Submitted by: Architectural Environmental Strategies
Implemented country: Fiji
Title: Eco-Toilets for the Fiji Islands
Anna Sundman is a native of Sweden who spent two semesters of her architectural studies in Australia and the Fiji Islands. She especially enjoyed her internship with Architectural Environment Strategies (AES), and this was why, after graduation, Anna applied for and got a job with AES, an NGO organized by architects in 2009 with the goal of supporting needy communities with architectural skills to help develop projects and strategies for local communities to become more self-sufficient instead of maintaining their state of helplessness.
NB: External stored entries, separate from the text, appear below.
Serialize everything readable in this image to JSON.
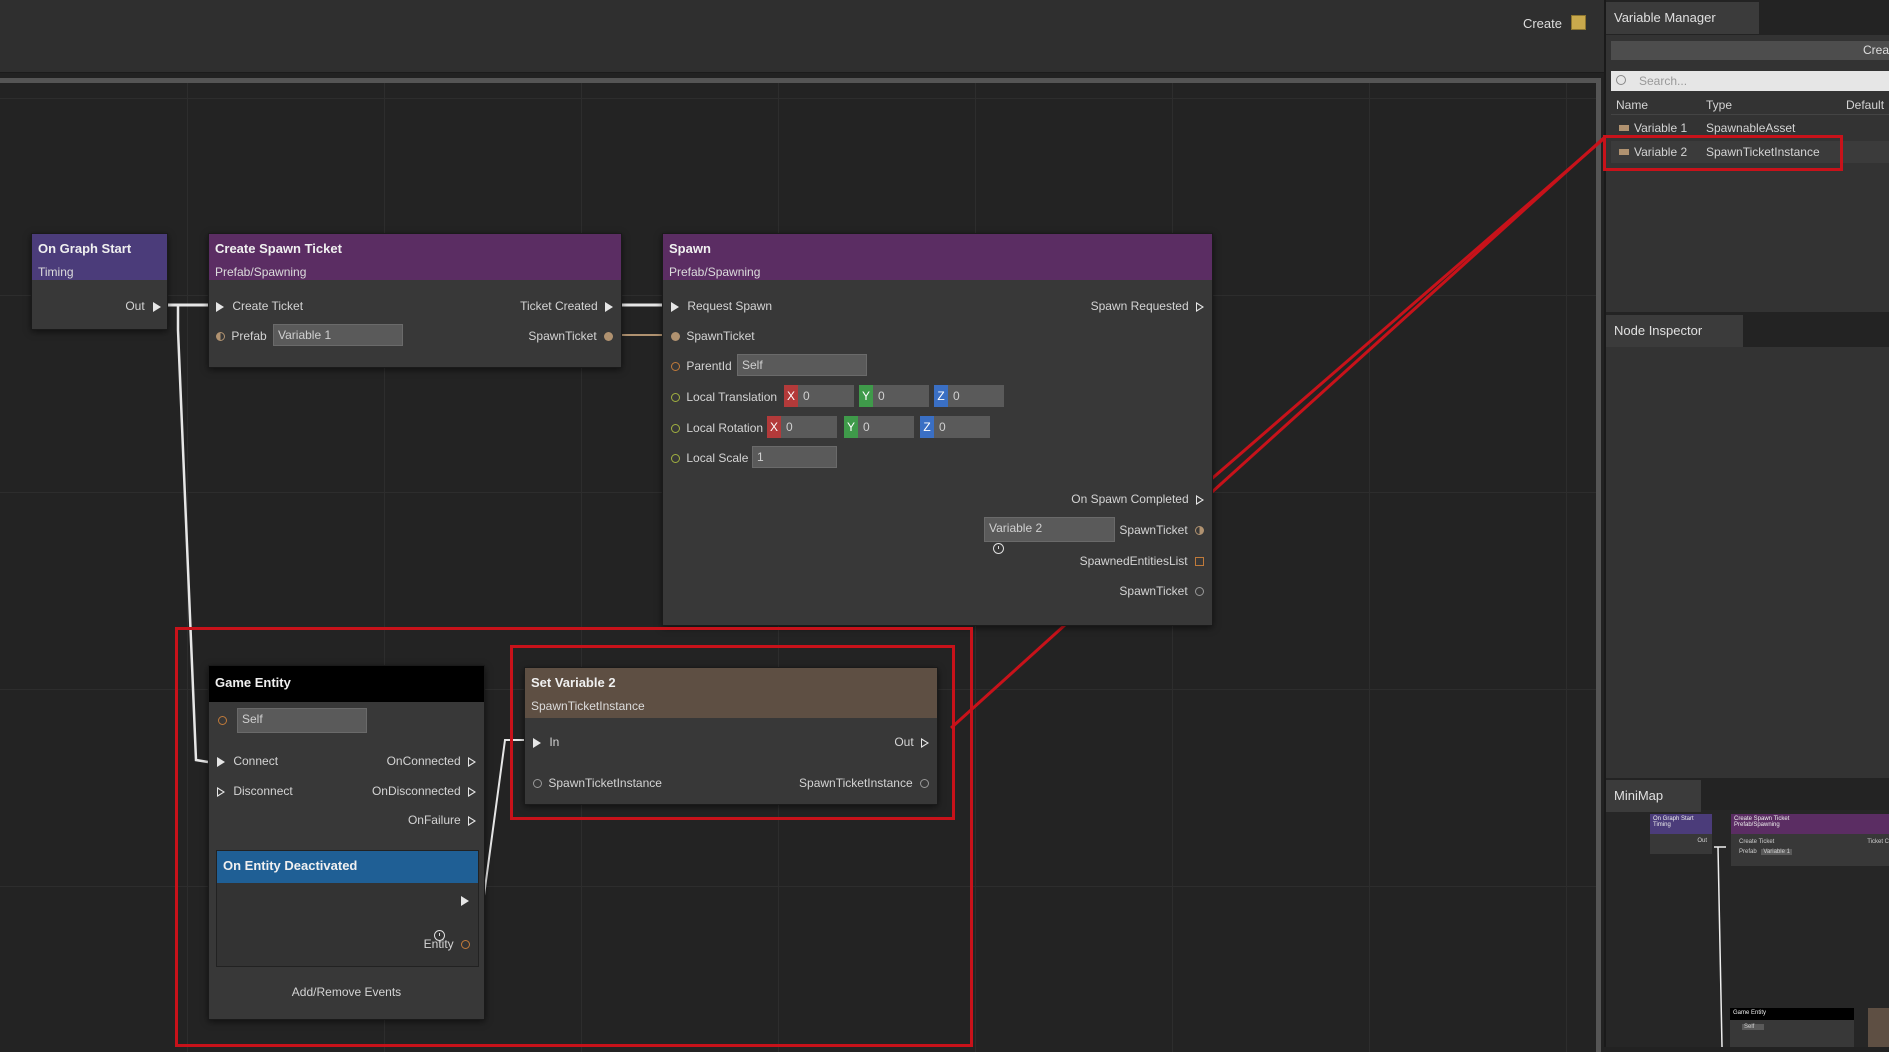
{
  "toolbar": {
    "create_label": "Create"
  },
  "nodes": {
    "on_graph_start": {
      "title": "On Graph Start",
      "subtitle": "Timing",
      "out": "Out",
      "color": "#4b3c7a"
    },
    "create_spawn_ticket": {
      "title": "Create Spawn Ticket",
      "subtitle": "Prefab/Spawning",
      "color": "#5b2d63",
      "in_label": "Create Ticket",
      "out_label": "Ticket Created",
      "prefab_label": "Prefab",
      "prefab_value": "Variable 1",
      "spawnticket_label": "SpawnTicket"
    },
    "spawn": {
      "title": "Spawn",
      "subtitle": "Prefab/Spawning",
      "color": "#5b2d63",
      "in_label": "Request Spawn",
      "out_label": "Spawn Requested",
      "spawnticket_label": "SpawnTicket",
      "parentid_label": "ParentId",
      "parentid_value": "Self",
      "local_translation_label": "Local Translation",
      "translation": {
        "x": "0",
        "y": "0",
        "z": "0"
      },
      "local_rotation_label": "Local Rotation",
      "rotation": {
        "x": "0",
        "y": "0",
        "z": "0"
      },
      "local_scale_label": "Local Scale",
      "scale_value": "1",
      "completed_label": "On Spawn Completed",
      "var2_value": "Variable 2",
      "out_spawnticket_label": "SpawnTicket",
      "spawned_list_label": "SpawnedEntitiesList",
      "out_spawnticket2_label": "SpawnTicket",
      "axis_labels": {
        "x": "X",
        "y": "Y",
        "z": "Z"
      }
    },
    "game_entity": {
      "title": "Game Entity",
      "self_value": "Self",
      "connect": "Connect",
      "on_connected": "OnConnected",
      "disconnect": "Disconnect",
      "on_disconnected": "OnDisconnected",
      "on_failure": "OnFailure",
      "sub_title": "On Entity Deactivated",
      "entity_label": "Entity",
      "add_remove": "Add/Remove Events"
    },
    "set_variable_2": {
      "title": "Set Variable 2",
      "subtitle": "SpawnTicketInstance",
      "color": "#5e4f43",
      "in_label": "In",
      "out_label": "Out",
      "in_var": "SpawnTicketInstance",
      "out_var": "SpawnTicketInstance"
    }
  },
  "variable_manager": {
    "tab": "Variable Manager",
    "create_button": "Crea",
    "search_placeholder": "Search...",
    "columns": [
      "Name",
      "Type",
      "Default"
    ],
    "rows": [
      {
        "name": "Variable 1",
        "type": "SpawnableAsset"
      },
      {
        "name": "Variable 2",
        "type": "SpawnTicketInstance"
      }
    ]
  },
  "node_inspector": {
    "tab": "Node Inspector"
  },
  "minimap": {
    "tab": "MiniMap",
    "on_graph_start": "On Graph Start",
    "timing": "Timing",
    "out": "Out",
    "create_spawn_ticket": "Create Spawn Ticket",
    "prefab_spawning": "Prefab/Spawning",
    "create_ticket": "Create Ticket",
    "ticket_c": "Ticket C",
    "prefab": "Prefab",
    "variable1": "Variable 1",
    "game_entity": "Game Entity",
    "self": "Self"
  },
  "colors": {
    "highlight": "#c8121a",
    "entity_sub": "#1f5f95"
  }
}
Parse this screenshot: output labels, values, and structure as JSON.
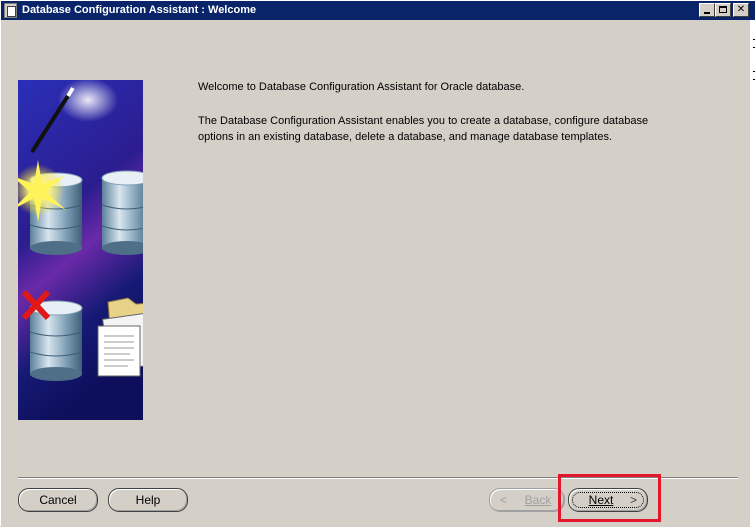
{
  "window": {
    "title": "Database Configuration Assistant : Welcome",
    "controls": {
      "minimize": "_",
      "maximize": "□",
      "close": "✕"
    }
  },
  "content": {
    "welcome": "Welcome to Database Configuration Assistant for Oracle database.",
    "description_lines": [
      "The Database Configuration Assistant enables you to create a database, configure database",
      "options in an existing database, delete a database, and manage database templates."
    ]
  },
  "buttons": {
    "cancel": "Cancel",
    "help": "Help",
    "back": "Back",
    "next": "Next",
    "back_arrow": "<",
    "next_arrow": ">"
  },
  "illustration": {
    "icons": [
      "magic-wand-icon",
      "starburst-icon",
      "database-create-icon",
      "database-configure-icon",
      "checkbox-checked-icon",
      "database-delete-icon",
      "red-x-icon",
      "template-folder-icon"
    ]
  },
  "colors": {
    "titlebar": "#0a246a",
    "window_bg": "#d4d0c8",
    "highlight": "#e3162c",
    "illustration_bg": "#1a1a6e"
  }
}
While working in the Pacific Isles, Anna saw that rural communities were having more and more problems because of a lack of fresh drinking waters as a result of human waste found in polluted coastal areas and reefs, but also because of flooding and a lack of insufficient sanitary facilities. More and more cases of typhoid and hepatitis A were reported. In order to prevent such problems and to help increase the standard of living especially in the smaller Fijian island villages, the following project was organized by first researching ways of disposing of human waste and to reuse waste for fertilization.
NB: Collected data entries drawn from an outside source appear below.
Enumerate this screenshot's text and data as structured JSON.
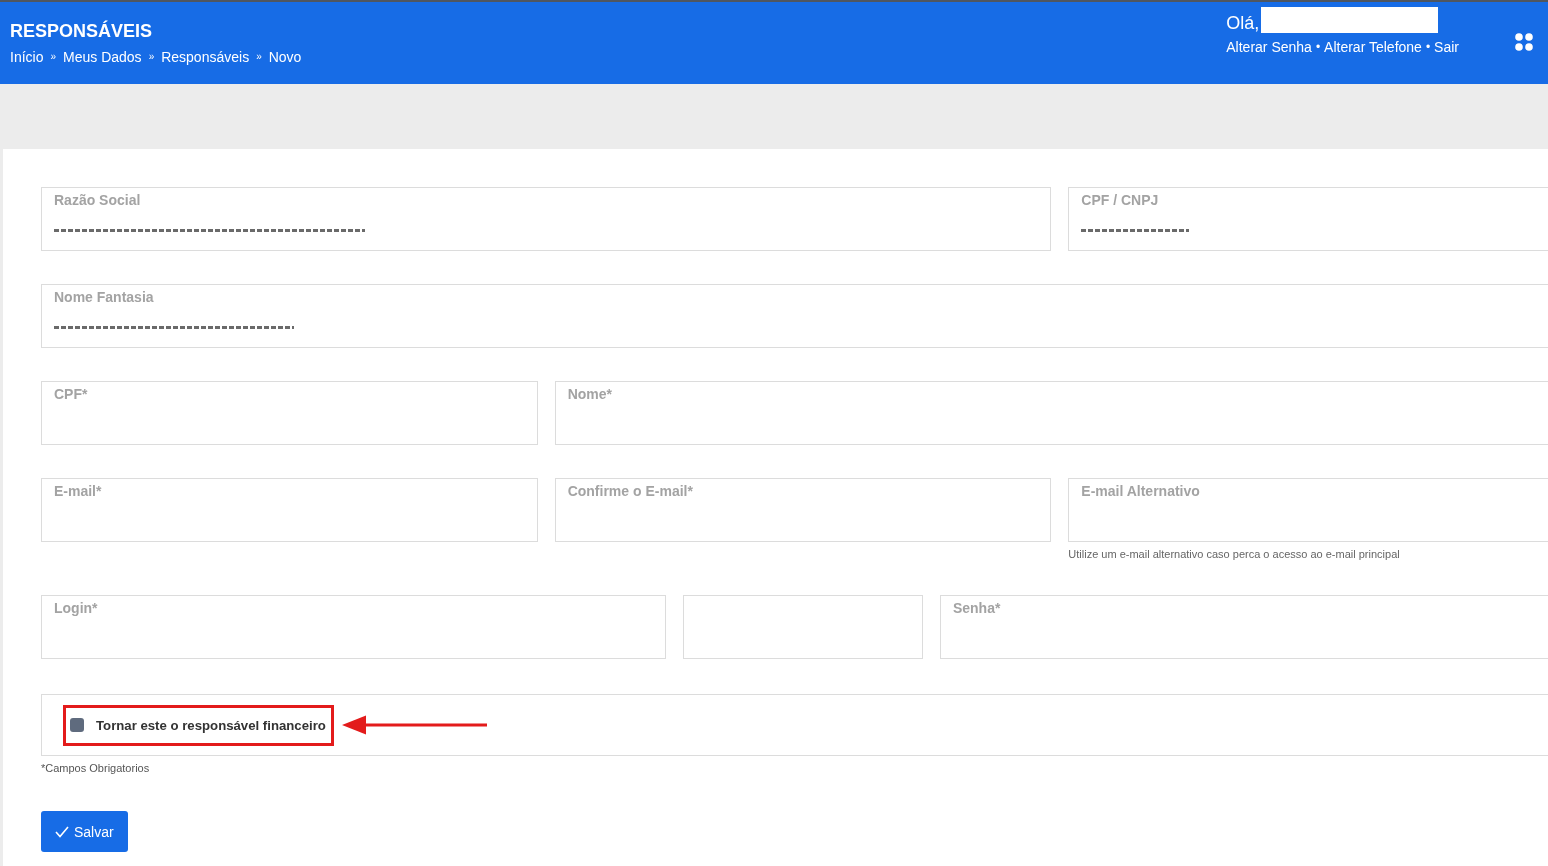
{
  "header": {
    "title": "RESPONSÁVEIS",
    "breadcrumb": [
      {
        "label": "Início"
      },
      {
        "separator": "»",
        "label": "Meus Dados"
      },
      {
        "separator": "»",
        "label": "Responsáveis"
      },
      {
        "separator": "»",
        "label": "Novo"
      }
    ],
    "greeting": "Olá,",
    "name_redacted": true,
    "links": [
      {
        "label": "Alterar Senha"
      },
      {
        "separator": "•",
        "label": "Alterar Telefone"
      },
      {
        "separator": "•",
        "label": "Sair"
      }
    ]
  },
  "form": {
    "rows": [
      [
        {
          "label": "Razão Social",
          "value_clipped": true
        },
        {
          "label": "CPF / CNPJ",
          "value_clipped": true
        }
      ],
      [
        {
          "label": "Nome Fantasia",
          "value_clipped": true
        }
      ],
      [
        {
          "label": "CPF*",
          "value_clipped": false
        },
        {
          "label": "Nome*",
          "value_clipped": false
        }
      ],
      [
        {
          "label": "E-mail*",
          "value_clipped": false
        },
        {
          "label": "Confirme o E-mail*",
          "value_clipped": false
        },
        {
          "label": "E-mail Alternativo",
          "value_clipped": false,
          "help": "Utilize um e-mail alternativo caso perca o acesso ao e-mail principal"
        }
      ],
      [
        {
          "label": "Login*",
          "value_clipped": false
        },
        {
          "value_clipped": false
        },
        {
          "label": "Senha*",
          "value_clipped": false
        }
      ]
    ],
    "checkbox": {
      "label": "Tornar este o responsável financeiro",
      "checked": false,
      "highlighted": true
    },
    "required_note": "*Campos Obrigatorios",
    "save_button": {
      "label": "Salvar"
    }
  }
}
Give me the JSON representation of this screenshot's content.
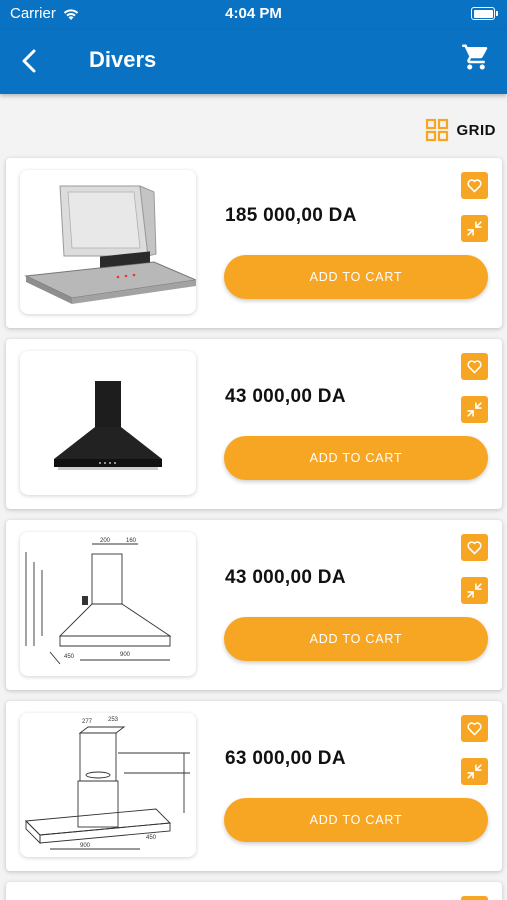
{
  "status_bar": {
    "carrier": "Carrier",
    "time": "4:04 PM"
  },
  "app_bar": {
    "title": "Divers",
    "back_icon": "chevron-left-icon",
    "cart_icon": "shopping-cart-icon",
    "background_color": "#0a72c2"
  },
  "view_toggle": {
    "label": "GRID",
    "icon": "grid-icon"
  },
  "colors": {
    "accent": "#f7a623",
    "brand_blue": "#0a72c2"
  },
  "products": [
    {
      "price": "185 000,00 DA",
      "add_to_cart_label": "ADD TO CART",
      "image": "range-hood-stainless-image"
    },
    {
      "price": "43 000,00 DA",
      "add_to_cart_label": "ADD TO CART",
      "image": "range-hood-black-image"
    },
    {
      "price": "43 000,00 DA",
      "add_to_cart_label": "ADD TO CART",
      "image": "range-hood-diagram-image"
    },
    {
      "price": "63 000,00 DA",
      "add_to_cart_label": "ADD TO CART",
      "image": "range-hood-island-diagram-image"
    }
  ]
}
Four different types of eco-toilets were designed. They don’t require water and they don’t pollute the environment. The low-cost design of these environmentally-friendly compost toilets is based on traditional skills as well as implementing mostly local materials, but also through using sustainable manufacturing technologies as far as social, ecological and financial aspects are concerned. The main challenge was to make this type of toilet attractive to the locals so that they would prefer using it instead of traditional water toilets. “This required establishing a good relationship with the local population, which again needed patience, trust, and a high degree of cultural knowledge“, Anna Sundman reports.
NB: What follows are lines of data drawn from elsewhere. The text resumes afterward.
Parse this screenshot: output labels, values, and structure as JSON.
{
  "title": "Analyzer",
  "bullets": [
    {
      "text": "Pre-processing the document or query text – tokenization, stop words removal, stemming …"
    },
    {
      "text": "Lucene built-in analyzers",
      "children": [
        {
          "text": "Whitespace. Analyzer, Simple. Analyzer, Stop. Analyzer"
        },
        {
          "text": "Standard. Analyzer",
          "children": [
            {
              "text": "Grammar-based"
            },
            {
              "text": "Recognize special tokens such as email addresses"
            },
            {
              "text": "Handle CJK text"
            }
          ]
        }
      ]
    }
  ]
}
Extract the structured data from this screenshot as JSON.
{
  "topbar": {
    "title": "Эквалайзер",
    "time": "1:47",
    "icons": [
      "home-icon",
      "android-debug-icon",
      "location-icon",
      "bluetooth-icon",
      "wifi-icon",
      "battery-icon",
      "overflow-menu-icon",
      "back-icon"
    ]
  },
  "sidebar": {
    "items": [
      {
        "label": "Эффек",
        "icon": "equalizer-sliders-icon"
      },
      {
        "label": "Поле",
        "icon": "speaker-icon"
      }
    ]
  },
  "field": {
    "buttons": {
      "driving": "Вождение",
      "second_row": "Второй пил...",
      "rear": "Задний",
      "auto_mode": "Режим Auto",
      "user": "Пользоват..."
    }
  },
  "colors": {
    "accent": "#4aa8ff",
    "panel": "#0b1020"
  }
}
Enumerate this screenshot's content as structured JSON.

The Fijian villagers were involved in every aspect of the project. Anna was the only non-local who was involved in implementation. The odor- and water-free toilets decompose human waste in above-ground compartments. The sophisticated drainage system is made from coconut shells and mangroves in order to reduce fluids. A perfect moisture-oxygen balance was achieved by adding wood shavings for efficient composting. The nutrient-rich compost can then be used for fertilizing vegetable gardens as well as for humus in planting trees on the coast. In addition to producing these eco-toilets, AES also organized lectures and workshops and published a handbook in order to pass all this knowledge on to other islanders and their offspring. As these eco-toilet prototypes were well received by the local population they are now being built in other island communities as well.
“Be the change you want to see in the world!”